4 Apr 2017

St Petersburg metro blast: 11 killed

12:29 pm on 4 April 2017

Eleven people have died and 45 people are injured after after an explosion tore through a metro train carriage in St Petersburg.

A damaged train carriage at Technological Institute metro station in St Petersburg.

A damaged train carriage at the Tekhnologichesky Institut metro station in St Petersburg. Photo: AFP

Russian news media reported police were searching for a man recorded on surveillance cameras who was thought to have been involved in the attack, which coincided with a visit to the city by President Vladimir Putin.

A grainy photograph published by the Fontanka news outlet showed a middle-aged man with beard and black hat.

More than 45 were injured in the explosion between Sennaya Ploshchad and Tekhnologichesky Institut stations.

An injured man outside the Technological Institute metro station in St Petersburg.

An injured man outside the Tekhnologichesky Institut station. Photo: AFP

Video from the scene showed injured people lying bleeding on a platform, some being treated by emergency services and fellow passengers. Others ran away from the platform amid clouds of smoke, some screaming or holding their hands to their faces.

A huge hole was blown open in the side of a carriage with metal wreckage strewn across the platform. Passengers were seen hammering at the windows of one closed carriage.

Senior investigator Svetlana Petrenko told Russian media the train driver's decision to continue to the next station almost certainly helped save lives, as it allowed people to be rescued quickly.

Health Minister Veronika Skvortsova said 10 people had died - seven at the scene, one in an ambulance and two in hospital. The death toll was later raised to 11.

Russian TV said many had suffered cuts from glass shards and metal, the force of the explosion maximised by the confines of the carriage and the tunnel.

Authorities in Saint Petersburg have declared three days of mourning for the victims.

President Vladimir Putin, who was in the city when the blast occurred, visited the scene on Monday evening and laid flowers at a makeshift shrine.

A places flowers in memory of victims of the blast in the Saint Petersburg metro outside Technological Institute station.

A man places flowers in memory of victims of the blast in the Saint Petersburg metro outside Technological Institute station. Photo: AFP

Prime Minister Dmitry Medvedev said in a Facebook post that the explosion was a "terrorist attack".

Russia's National Anti-Terrorist Committee said an explosive device was later found and made safe at another station nearby. Interfax news agency cited unnamed sources as saying the bomb, packed with shrapnel, may have been hidden in a train carriage inside a briefcase.

The investigative committee, a state body which investigates major crimes, opened a criminal case on charges of terrorism but said it would consider all other possible causes.

Authorities closed all St. Petersburg metro stations. The Moscow metro said it was taking unspecified additional security measures in case of an attack there.
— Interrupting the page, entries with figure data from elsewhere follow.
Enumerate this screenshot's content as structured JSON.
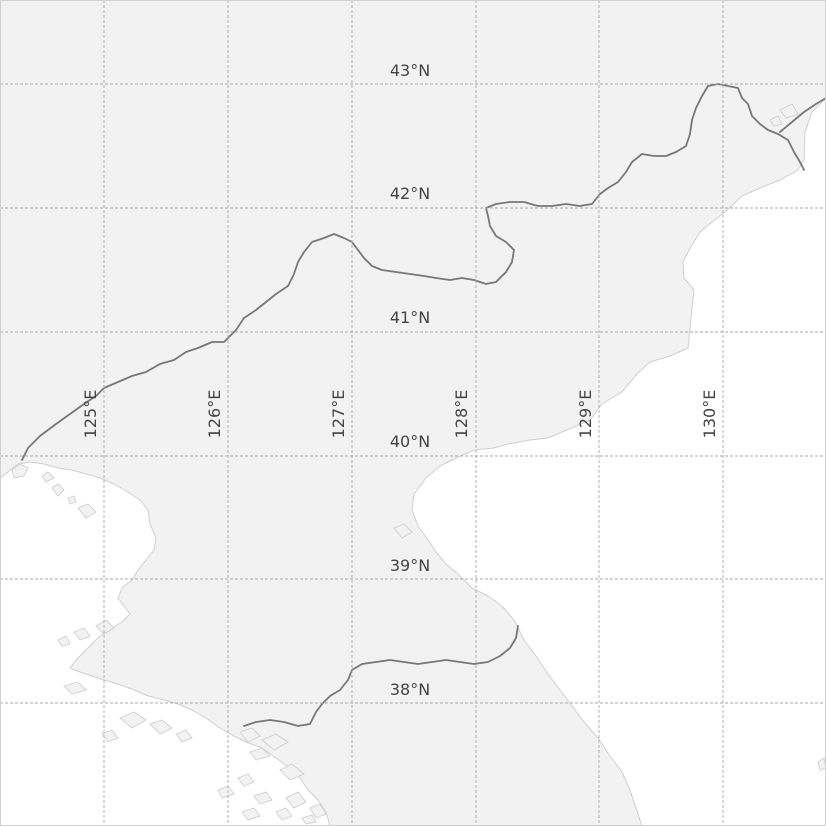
{
  "map": {
    "projection": "lat-lon graticule",
    "colors": {
      "land": "#f2f2f2",
      "sea": "#ffffff",
      "coastline": "#cfcfcf",
      "border": "#777777",
      "graticule": "#a9a9a9",
      "label": "#444444"
    },
    "latitude_labels": [
      "43°N",
      "42°N",
      "41°N",
      "40°N",
      "39°N",
      "38°N"
    ],
    "longitude_labels": [
      "125°E",
      "126°E",
      "127°E",
      "128°E",
      "129°E",
      "130°E"
    ]
  }
}
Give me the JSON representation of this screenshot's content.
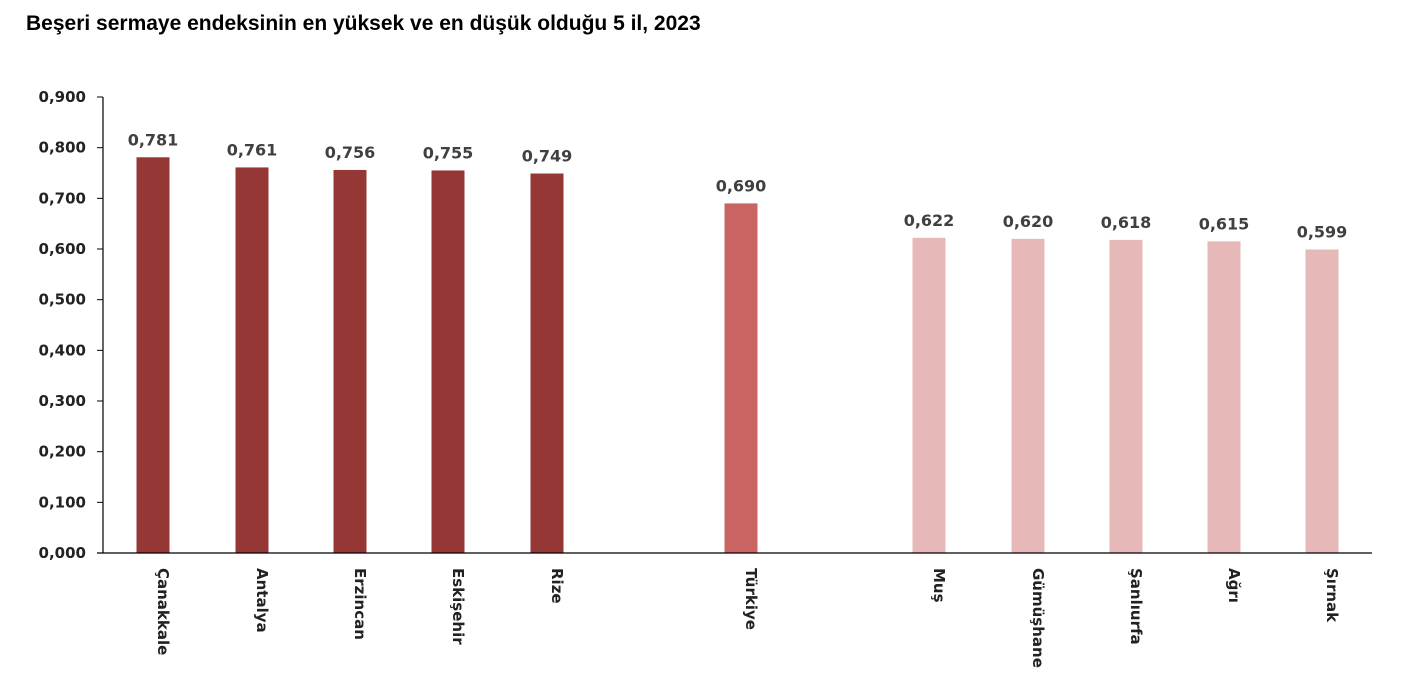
{
  "chart_data": {
    "type": "bar",
    "title": "Beşeri sermaye endeksinin en yüksek ve en düşük olduğu 5 il, 2023",
    "xlabel": "",
    "ylabel": "",
    "ylim": [
      0,
      0.9
    ],
    "yticks": [
      "0,000",
      "0,100",
      "0,200",
      "0,300",
      "0,400",
      "0,500",
      "0,600",
      "0,700",
      "0,800",
      "0,900"
    ],
    "grid": false,
    "legend": "none",
    "categories": [
      "Çanakkale",
      "Antalya",
      "Erzincan",
      "Eskişehir",
      "Rize",
      "Türkiye",
      "Muş",
      "Gümüşhane",
      "Şanlıurfa",
      "Ağrı",
      "Şırnak"
    ],
    "values": [
      0.781,
      0.761,
      0.756,
      0.755,
      0.749,
      0.69,
      0.622,
      0.62,
      0.618,
      0.615,
      0.599
    ],
    "value_labels": [
      "0,781",
      "0,761",
      "0,756",
      "0,755",
      "0,749",
      "0,690",
      "0,622",
      "0,620",
      "0,618",
      "0,615",
      "0,599"
    ],
    "groups": [
      "top",
      "top",
      "top",
      "top",
      "top",
      "national",
      "bottom",
      "bottom",
      "bottom",
      "bottom",
      "bottom"
    ],
    "colors": {
      "top": "#953735",
      "national": "#c96463",
      "bottom": "#e6b8b7",
      "axis": "#000000"
    }
  }
}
A riot police officer guards the area next to the entrance to Sennaya Square metro station in Saint Petersburg.

A riot police officer guards the area next to the entrance to Sennaya Square metro station in Saint Petersburg. Photo: AFP

Bomb attacks

Russia has been the target in the past of numerous bomb attacks, frequently targeting public transport.

Most were blamed on Islamist rebels from Russia's North Caucasus region. The rebellion there has been largely crushed, but security experts say Russia's military intervention in Syria has made Russia a potential target for Islamic State attacks.

Russia has been on particular alert against Chechen rebels returning from Syria, where they have fought alongside Islamic State.

The blast raised security fears beyond Russian frontiers. France, which has itself suffered a series of attacks, announced additional security measures in Paris.

At least 38 people were killed in 2010 when two female suicide bombers detonated bombs on packed Moscow metro trains.

More than 330 people, half of them children, were killed in 2004 when police stormed a school in southern Russia after a hostage taking by Islamist militants. In 2002, 120 hostages were killed when police stormed a Moscow theatre to end another hostage-taking.

Mr Putin, as prime minister, launched a 1999 campaign to crush a separatist government in the Muslim southern region of Chechnya, and as president continued a hard line in suppressing rebellion.